Quote:Original post by samothI cannot say much about the particular compiler you named (VC 2008), since I'm not using that one, but in general I would strongly recommend against "hand optimizing" code in assembler. If your compiler does not properly optimize intrinsics, then you either forgot to turn on optimizations or the compiler is broken.
What compiler do you use? I'm mainly familiar with Visual C++, GCC, or Intel (which costs money). I know there are others out there, but I haven't had the opportunity to work with them. I'd be interested in playing around with any out there that do intrinsics well.
Quote:In general, assembler code is more or less a black box for the compiler. Some (gcc, most notably) are a bit more intelligent and can still perform minor optimizations (scheduling and register coloring) even on inline assembly, but most compilers will just treat your code as-is and add some extra instructions around it.
Since assembler is a "black box", the compiler cannot prove certain things or even make assumptions, and thus is unable to do most (or all) optimizations inside and around it. On the other hand, a compiler will normally perform all valid optimizations that it is capable of doing with intrinsic functions just fine. A decent optimizer will also interleave your SSE code with non-SSE code when it is possible, which is just awesome, since that code will run "for free".
In theory... in practice I've found that to not be quite so true. And I'm not the only one:
http://www.virtualdub.org/blog/pivot/entry.php?id=162
Its a bit old, bad sadly still true for the most part.
Also consider that a fair number of crucial intrinsics are just plain missing. An example is a 64 bit long divide who's asm mnemonic happens to be simply idiv just doesn't exist (or at least it didn't when I checked a year ago). And I'm not even talking about many of the obscure SSE packed add with swizzled kittens type instructions. I was just trying to do fixed point math.
The whole 'optimize' around never seemed to pan out in real code. Take a look at some dis-assembled intrinsics. I personally was surprised at just how badly VC++ 2008 mangled it. Now most of my experience was with the 64-bit compiler, so maybe its because it was rather new. I don't know.
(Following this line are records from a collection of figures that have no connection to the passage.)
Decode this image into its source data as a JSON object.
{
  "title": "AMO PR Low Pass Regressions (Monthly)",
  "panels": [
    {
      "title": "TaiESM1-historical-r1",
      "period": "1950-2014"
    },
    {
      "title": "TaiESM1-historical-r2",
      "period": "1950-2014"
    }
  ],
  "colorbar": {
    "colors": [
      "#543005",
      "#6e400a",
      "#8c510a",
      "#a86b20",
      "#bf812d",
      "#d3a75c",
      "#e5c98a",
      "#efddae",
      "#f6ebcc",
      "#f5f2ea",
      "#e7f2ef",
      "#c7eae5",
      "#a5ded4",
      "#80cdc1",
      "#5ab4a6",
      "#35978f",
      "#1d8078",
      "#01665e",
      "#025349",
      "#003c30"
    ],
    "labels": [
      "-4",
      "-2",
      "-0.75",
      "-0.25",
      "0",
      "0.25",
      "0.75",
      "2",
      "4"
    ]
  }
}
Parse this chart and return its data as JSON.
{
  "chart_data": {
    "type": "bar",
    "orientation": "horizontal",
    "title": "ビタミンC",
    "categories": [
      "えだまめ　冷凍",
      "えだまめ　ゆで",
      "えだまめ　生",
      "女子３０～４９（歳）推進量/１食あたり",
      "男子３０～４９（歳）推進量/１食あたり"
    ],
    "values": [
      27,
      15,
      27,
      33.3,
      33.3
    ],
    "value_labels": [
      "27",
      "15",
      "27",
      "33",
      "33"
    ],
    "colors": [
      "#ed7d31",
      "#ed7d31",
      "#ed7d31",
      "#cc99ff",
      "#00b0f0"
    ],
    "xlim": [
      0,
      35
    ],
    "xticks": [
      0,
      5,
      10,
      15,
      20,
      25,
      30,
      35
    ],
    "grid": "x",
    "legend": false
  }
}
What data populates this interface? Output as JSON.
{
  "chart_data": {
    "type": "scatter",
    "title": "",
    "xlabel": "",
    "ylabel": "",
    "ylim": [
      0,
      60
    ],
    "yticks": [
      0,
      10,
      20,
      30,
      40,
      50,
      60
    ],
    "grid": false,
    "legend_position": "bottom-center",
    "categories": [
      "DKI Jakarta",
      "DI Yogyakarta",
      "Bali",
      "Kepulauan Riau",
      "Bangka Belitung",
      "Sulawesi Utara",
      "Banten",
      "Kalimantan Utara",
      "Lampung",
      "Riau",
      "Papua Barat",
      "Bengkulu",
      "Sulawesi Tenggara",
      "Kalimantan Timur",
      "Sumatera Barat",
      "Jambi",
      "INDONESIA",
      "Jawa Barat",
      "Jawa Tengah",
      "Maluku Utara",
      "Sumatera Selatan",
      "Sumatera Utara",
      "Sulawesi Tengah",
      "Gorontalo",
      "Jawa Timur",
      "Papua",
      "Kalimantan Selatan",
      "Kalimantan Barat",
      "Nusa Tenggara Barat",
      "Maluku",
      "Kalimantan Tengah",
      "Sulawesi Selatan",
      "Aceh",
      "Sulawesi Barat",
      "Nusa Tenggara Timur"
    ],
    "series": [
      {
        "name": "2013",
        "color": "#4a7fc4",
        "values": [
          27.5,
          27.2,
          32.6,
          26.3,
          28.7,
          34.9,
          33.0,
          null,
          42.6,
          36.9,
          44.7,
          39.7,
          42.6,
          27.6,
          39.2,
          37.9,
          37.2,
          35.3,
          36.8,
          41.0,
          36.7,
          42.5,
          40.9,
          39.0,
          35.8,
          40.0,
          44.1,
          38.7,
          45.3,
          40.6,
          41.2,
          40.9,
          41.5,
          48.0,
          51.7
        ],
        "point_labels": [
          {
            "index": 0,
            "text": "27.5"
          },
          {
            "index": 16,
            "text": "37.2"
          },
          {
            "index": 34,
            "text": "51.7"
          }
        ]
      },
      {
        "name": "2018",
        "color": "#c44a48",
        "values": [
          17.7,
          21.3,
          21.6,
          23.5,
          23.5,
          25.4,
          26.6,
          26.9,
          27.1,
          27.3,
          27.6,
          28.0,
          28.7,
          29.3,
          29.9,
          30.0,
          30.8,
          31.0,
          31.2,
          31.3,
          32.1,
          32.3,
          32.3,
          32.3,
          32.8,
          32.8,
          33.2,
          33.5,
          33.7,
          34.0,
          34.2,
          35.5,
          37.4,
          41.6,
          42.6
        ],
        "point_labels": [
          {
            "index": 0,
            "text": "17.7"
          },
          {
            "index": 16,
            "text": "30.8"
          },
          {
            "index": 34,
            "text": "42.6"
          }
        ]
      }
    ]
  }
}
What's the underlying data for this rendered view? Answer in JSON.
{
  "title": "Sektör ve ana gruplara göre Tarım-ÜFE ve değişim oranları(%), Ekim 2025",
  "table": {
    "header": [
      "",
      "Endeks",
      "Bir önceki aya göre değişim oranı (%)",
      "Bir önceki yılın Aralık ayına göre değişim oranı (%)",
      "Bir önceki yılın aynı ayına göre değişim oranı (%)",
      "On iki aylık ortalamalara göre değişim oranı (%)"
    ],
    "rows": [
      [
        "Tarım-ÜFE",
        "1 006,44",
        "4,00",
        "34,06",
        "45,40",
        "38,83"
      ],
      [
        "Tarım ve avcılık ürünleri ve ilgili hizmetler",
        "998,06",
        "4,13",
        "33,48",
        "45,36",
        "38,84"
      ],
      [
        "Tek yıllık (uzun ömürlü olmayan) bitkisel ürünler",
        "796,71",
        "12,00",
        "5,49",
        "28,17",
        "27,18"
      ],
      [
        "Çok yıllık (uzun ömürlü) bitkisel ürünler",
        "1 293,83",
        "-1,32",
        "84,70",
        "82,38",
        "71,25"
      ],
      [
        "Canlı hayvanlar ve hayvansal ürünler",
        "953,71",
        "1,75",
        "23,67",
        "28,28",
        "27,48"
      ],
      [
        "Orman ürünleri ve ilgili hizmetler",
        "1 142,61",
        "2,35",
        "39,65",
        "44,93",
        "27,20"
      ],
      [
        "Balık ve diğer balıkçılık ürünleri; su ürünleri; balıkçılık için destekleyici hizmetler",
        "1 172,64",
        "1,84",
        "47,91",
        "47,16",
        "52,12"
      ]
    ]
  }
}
But even simple vector math had all sorts of mov and pack instructions.
On top of that I'm no asm guru by any stretch, I just dabble in it from time to time. And sure debugging asm can be a bit annoying, and there's very little documentation, but I've found it very easy to beat the VC++ 2008 compiler in performance.
In my experience smaller functions or ones that will be inlined are best left as C++ code. Larger performance critical ones hand tuned assembly. Intrinsics so far have left me quite disappointed performance wise, simply because they're not properly supported. I'd love to use them, in say a vector library or what-not (where they would be perfect). I'm hoping VC++ 2010 steps fixes things. But if your playing with intrinsics and getting slow code, take a look at the disassembly, the problem might not lie where you expect it.